Le triomphe populaire qui le récompensa de sa chute grandit encore lorsque bientôt on reconnut qu'il avait prévu juste ; car Charles III, très-mal disposé envers les Anglais depuis qu'ils avaient menacé Naples, commença les hostilités; et il fallut déclarer la guerre à l'Espagne et à la France.

Le ministère de lord Bute, le premier qui eût été pris dans les rangs torys depuis l'avénement de la maison guelfe, s'etait proposé de relever l'autorité royale, de faire cesser la corruption et les cabales oligarchiques, de détacher l'Angleterre de ses alliances coûteuses sur le continent, et de mettre fin à la guerre avec la France. Mais s'il réussit dans cette dernière tâche, la corruption devint plus profonde, par la nécessité de soutenir le ministère contre la haine et le mépris, populaire. On était indigné contre ce ministre, qui s'était élevé sans autre mérite que la faveur du roi, et qui, Écossais luimême, remplissait tous les emplois publics d'Écossais, dans un temps où la fusion entre les deux nations n'était pas encore complète, et où les blessures de 1745 étaient à peine cicatrisées. L'irritation était donc universelle. A entendre les journalistes, l'Angleterre était plongée dans la misère et livrée au despotisme. En effet, la position des ministres devenait de plus en plus difficile depuis que la presse reproduisait chacun de leurs actes. Sauvegarde précieuse de la liberté, elle était une entrave au gouvernement.

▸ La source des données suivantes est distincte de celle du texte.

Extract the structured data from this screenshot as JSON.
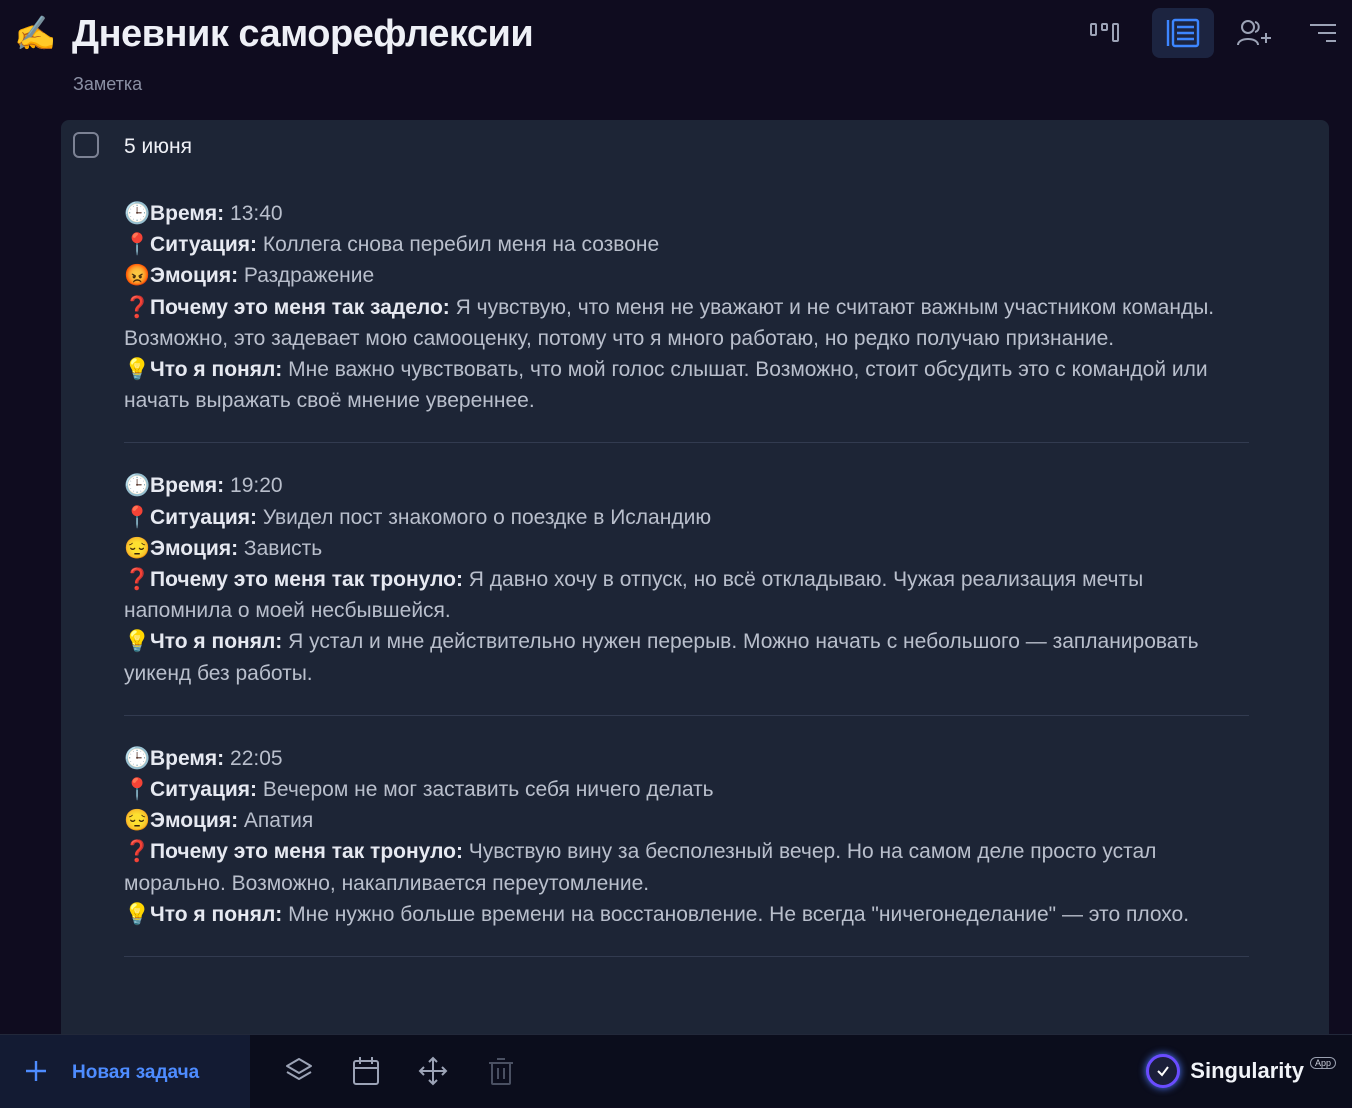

Parmi les pamphlets du temps, les Lettres de Junius, publiées par un auteur inconnu, à divers intervalles, de 1769 à 1772, furent surtout célèbres. Pleines d'une froide et inexorable ironie contre les actes des ministres, ces lettres, à en juger par l'éloquence et

l'esprit qui y règnent, et par la connaissance qu'on y montre des secrets des divers cabinets, devaient avoir pour auteur un personnage de haut rang; mais jamais il ne se fit connaître. Il y avait plus d'acharnement dans le North-Briton, que rédigeait Jean Wilkes avec une impudence spirituelle. Arrêté pour délit de presse, il se défendit avec hardiesse, se sentant appuyé par l'opinion publique, qui soutenait qu'en sa qualité de membre des communes on ne pouvait procéder contre lui. Le parlement déclara ses livres, et un poëme sur les femmes, séditieux et infâmes; ils furent brûlés par la main du bourreau, et Wilkes s'enfuit. A son retour, il fut condamné. Par trois fois le peuple de Londres l'élut député, et par trois fois la chambre le repoussa. Au milieu de tant d'attaques, lord Bute vit qu'il n'y avait pour lui d'autre moyen de résister qu'en recourant à la corruption. Il acheta Henri Fox, whig acharné, qui se mit alors à recruter des votes pour le ministère; de telle sorte que le traité de paix par lequel la Grande-Bretagne acquérait le Canada fut adopté.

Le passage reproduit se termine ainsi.